Paul Chan (born 1973 in Hong Kong) lives and works in New York. He was awarded the Hugo Boss Prize for 2014. Recent solo exhibitions include Schaulager, Basel (2014); The Renaissance Society at the University of Chicago, Chicago (2009); Carpenter Center for the Visual Arts, Harvard University, Cambridge, MA (2008); and Stedelijk Museum, Amsterdam (2007).

Chan's work has been exhibited in international exhibitions as well, including documenta 13, Kassel; Making Worlds, 53rd Venice Biennale, Venice, 2009; Whitney Biennial, Whitney Museum of Art, New York, 2006, and 54th Carnegie International, Carnegie Museum of Art, Pittsburgh, 2004. Recent solo shows include Paul Chan: The 7 Lights, Serpentine Gallery, London, and New Museum, New York, 2007–2008.

In 2007 Chan collaborated with the Classical Theatre of Harlem and Creative Time to produce a site-specific outdoor presentation of Samuel Beckett's play Waiting for Godot.

His essays and interviews have been published in Artforum, Frieze, Flash Art, October, Tate Etc., Parkett, Texte zur Kunst, and Bomb Magazine, as well as in other magazines and journals.

In 2010 he founded his publishing company Badlands Unlimited, which publishes new works by artists and writers that embody the spirit of the emerging dissolution of the distinction between books, files, and artworks. His most recent series, featured in his current exhibition at the Guggenheim Museum, includes New Lovers Trilogy, a series of erotic novellas.

Acknowledgements

Alternumerics has been organized in conjunction with Framing Fraktur, an exploration by The Free Library of Philadelphia of traditional Pennsylvania German folk art and its relationship to contemporary art.

"I don't remember why I began mutating fonts into forms that both reduce and expand its signifying possibilities. It wasn't as if language had stopped working for me. I could still express love and malice and the infinite space of the future with the existing alphanumeric set on my keyboard: I could still write. But I wanted more. I got greedy. I wanted language to only work for me and no one else.

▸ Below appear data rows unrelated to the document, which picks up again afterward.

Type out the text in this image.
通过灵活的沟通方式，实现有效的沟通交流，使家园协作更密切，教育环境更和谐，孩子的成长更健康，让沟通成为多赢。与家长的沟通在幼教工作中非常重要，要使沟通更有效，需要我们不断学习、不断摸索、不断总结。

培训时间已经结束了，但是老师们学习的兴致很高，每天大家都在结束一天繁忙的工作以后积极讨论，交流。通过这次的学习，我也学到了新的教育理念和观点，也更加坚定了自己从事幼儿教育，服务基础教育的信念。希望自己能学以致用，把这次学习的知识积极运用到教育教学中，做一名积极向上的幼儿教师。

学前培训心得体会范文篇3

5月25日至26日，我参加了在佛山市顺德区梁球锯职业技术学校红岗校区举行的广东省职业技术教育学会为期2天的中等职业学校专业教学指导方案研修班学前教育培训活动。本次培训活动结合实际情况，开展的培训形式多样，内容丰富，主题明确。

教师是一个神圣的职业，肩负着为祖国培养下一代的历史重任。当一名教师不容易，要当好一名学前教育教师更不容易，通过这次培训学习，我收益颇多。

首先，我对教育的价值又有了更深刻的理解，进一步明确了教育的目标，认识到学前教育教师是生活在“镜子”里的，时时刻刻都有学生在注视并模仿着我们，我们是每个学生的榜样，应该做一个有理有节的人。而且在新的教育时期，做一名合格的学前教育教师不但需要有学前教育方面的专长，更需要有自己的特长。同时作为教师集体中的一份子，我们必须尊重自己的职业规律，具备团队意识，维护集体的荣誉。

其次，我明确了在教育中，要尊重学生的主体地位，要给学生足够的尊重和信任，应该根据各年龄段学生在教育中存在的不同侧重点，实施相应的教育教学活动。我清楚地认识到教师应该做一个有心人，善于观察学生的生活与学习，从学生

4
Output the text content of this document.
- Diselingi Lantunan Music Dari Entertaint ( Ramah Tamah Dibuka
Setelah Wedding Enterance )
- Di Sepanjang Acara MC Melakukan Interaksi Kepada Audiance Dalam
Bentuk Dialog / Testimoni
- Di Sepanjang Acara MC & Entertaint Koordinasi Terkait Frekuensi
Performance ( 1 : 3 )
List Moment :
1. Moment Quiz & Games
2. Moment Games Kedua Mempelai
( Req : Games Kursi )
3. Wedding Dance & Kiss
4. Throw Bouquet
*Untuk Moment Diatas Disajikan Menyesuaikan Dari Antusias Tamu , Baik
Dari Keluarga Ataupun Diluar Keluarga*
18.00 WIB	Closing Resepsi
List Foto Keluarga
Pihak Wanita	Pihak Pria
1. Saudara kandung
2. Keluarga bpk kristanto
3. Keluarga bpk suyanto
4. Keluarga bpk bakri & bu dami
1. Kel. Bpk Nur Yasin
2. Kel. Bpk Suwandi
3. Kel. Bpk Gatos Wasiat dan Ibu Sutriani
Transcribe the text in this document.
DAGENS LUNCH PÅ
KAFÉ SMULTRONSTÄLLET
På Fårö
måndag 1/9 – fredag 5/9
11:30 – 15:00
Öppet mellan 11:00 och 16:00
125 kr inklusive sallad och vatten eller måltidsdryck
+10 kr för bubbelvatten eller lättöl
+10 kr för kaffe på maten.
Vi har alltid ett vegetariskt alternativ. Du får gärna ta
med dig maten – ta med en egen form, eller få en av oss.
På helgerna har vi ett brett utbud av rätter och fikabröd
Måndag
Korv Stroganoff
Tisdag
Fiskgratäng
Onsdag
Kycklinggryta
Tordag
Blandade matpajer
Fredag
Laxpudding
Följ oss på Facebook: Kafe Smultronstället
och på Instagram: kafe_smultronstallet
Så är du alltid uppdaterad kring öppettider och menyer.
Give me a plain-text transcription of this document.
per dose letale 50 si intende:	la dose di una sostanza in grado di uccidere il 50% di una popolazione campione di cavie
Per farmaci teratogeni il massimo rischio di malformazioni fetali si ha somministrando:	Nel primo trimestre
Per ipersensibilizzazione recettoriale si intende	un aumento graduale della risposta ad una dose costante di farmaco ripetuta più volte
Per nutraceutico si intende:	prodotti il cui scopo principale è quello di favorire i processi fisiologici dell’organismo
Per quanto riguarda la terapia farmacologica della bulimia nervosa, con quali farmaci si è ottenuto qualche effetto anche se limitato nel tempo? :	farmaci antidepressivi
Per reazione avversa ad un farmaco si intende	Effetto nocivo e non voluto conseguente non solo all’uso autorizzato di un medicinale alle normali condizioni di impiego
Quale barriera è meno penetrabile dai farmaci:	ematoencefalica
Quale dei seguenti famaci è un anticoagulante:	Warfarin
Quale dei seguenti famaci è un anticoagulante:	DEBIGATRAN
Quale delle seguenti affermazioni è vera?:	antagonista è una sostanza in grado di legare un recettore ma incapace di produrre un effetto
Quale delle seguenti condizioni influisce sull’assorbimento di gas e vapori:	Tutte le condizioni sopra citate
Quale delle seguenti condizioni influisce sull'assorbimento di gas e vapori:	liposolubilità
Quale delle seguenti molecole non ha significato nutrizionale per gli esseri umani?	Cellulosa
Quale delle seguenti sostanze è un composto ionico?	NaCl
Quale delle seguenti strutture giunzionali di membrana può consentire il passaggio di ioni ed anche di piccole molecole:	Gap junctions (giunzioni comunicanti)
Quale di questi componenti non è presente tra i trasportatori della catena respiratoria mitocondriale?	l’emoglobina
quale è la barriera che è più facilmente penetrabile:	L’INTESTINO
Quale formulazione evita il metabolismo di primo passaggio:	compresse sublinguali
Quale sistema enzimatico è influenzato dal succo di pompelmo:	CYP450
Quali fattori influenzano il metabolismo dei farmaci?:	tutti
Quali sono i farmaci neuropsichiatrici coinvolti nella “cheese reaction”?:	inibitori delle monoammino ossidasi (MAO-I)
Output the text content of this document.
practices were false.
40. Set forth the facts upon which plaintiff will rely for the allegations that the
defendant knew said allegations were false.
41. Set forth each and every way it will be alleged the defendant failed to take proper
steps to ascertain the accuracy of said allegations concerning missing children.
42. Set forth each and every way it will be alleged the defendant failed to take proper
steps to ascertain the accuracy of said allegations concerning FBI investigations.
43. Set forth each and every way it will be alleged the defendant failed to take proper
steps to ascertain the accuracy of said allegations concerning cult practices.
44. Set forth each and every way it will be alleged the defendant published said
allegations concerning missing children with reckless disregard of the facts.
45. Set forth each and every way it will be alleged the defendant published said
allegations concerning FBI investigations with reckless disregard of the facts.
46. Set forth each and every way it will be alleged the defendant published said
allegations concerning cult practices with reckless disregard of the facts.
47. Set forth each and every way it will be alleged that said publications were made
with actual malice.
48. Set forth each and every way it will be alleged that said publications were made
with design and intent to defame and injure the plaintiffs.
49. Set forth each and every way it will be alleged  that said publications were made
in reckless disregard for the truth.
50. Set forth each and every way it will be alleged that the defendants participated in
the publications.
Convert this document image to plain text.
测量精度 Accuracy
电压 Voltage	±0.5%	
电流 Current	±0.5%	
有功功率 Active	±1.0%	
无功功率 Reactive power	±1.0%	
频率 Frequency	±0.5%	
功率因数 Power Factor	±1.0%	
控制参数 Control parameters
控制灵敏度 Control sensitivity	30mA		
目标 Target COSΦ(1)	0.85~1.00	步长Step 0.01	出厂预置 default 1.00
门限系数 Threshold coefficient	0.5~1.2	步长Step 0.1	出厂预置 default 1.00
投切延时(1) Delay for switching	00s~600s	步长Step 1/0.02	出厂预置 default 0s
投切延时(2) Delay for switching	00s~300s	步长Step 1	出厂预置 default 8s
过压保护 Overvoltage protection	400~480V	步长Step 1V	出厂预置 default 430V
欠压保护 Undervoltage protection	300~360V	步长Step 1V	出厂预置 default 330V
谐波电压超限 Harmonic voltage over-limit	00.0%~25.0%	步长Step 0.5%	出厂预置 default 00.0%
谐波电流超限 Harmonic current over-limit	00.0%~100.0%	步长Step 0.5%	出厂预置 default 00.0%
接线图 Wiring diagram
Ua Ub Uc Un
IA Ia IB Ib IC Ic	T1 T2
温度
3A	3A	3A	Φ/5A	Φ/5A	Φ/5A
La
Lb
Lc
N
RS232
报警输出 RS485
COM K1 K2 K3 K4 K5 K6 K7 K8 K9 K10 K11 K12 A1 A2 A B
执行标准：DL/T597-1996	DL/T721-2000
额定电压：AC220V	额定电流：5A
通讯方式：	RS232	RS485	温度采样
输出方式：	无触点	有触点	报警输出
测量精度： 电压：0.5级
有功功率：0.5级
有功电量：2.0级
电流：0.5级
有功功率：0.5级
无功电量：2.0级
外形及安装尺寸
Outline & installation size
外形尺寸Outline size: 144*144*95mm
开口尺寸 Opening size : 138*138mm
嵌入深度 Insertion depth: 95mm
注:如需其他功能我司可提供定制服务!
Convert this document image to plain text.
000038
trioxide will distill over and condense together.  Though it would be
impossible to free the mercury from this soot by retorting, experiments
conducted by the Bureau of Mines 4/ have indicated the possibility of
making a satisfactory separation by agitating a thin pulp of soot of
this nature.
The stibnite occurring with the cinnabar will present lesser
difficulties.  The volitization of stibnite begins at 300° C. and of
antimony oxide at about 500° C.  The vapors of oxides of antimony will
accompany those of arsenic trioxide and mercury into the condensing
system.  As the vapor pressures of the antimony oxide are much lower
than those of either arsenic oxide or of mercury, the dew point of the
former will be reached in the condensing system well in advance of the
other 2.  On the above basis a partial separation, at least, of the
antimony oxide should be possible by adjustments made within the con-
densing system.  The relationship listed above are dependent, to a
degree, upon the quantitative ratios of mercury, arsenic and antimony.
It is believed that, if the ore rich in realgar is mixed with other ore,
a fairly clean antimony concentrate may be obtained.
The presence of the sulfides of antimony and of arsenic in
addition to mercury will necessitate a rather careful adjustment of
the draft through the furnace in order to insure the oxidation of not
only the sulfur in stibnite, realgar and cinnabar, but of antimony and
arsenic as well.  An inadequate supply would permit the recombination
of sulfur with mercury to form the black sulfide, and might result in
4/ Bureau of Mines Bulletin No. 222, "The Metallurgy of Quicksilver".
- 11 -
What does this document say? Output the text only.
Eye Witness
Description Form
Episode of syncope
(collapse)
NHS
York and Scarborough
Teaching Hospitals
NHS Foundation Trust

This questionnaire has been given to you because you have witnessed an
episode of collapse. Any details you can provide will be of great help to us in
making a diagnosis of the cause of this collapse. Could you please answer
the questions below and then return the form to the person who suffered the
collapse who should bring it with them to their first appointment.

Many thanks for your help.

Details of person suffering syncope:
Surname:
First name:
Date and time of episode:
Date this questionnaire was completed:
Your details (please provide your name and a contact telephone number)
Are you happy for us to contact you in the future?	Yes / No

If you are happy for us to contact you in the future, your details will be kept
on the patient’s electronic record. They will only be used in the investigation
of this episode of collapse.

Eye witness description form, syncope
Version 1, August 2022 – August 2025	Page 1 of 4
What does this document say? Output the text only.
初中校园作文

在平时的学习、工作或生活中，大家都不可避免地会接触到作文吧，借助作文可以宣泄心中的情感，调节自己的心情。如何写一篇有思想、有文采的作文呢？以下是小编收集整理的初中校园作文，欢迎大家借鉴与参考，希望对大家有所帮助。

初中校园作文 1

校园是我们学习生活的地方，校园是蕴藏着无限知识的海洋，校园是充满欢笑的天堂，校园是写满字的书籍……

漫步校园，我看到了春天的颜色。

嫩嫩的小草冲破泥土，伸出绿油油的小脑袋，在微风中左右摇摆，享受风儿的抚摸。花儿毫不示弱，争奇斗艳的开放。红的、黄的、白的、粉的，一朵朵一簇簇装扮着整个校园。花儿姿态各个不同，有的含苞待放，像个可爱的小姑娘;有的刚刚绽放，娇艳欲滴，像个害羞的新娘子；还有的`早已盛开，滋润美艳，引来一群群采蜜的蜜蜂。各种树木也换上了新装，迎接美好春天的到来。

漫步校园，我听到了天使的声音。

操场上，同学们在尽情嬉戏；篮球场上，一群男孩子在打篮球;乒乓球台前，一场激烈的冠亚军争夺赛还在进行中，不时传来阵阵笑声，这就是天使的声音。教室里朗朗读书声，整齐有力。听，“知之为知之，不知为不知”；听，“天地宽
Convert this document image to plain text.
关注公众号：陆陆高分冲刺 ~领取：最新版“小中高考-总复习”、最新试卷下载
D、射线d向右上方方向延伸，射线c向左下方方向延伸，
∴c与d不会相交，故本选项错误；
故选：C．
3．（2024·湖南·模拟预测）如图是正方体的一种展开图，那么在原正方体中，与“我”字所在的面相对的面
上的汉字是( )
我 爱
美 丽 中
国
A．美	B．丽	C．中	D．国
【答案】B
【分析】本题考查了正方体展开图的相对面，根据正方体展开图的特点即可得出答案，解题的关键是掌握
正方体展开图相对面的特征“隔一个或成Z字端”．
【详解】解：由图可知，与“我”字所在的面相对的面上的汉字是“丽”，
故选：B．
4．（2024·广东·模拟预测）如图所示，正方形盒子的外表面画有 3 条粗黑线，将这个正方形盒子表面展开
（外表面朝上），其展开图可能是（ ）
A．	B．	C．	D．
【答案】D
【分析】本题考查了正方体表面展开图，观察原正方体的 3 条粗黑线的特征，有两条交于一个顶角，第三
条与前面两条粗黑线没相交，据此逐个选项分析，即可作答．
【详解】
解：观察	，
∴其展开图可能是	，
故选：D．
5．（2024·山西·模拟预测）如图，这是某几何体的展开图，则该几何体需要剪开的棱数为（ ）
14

I have essentially reduced the material possibilities of these fonts to signify the immaterial by making the material more specific, more historical, less universal, and more accountable, to me. And like any system that reduces a world it is inherently tragic. Think Diderot's Encyclopedia. Think Socialism. This is why the word "tragic" always comes to mind. These fonts write with scars from other bodies. They work like systems that bleed."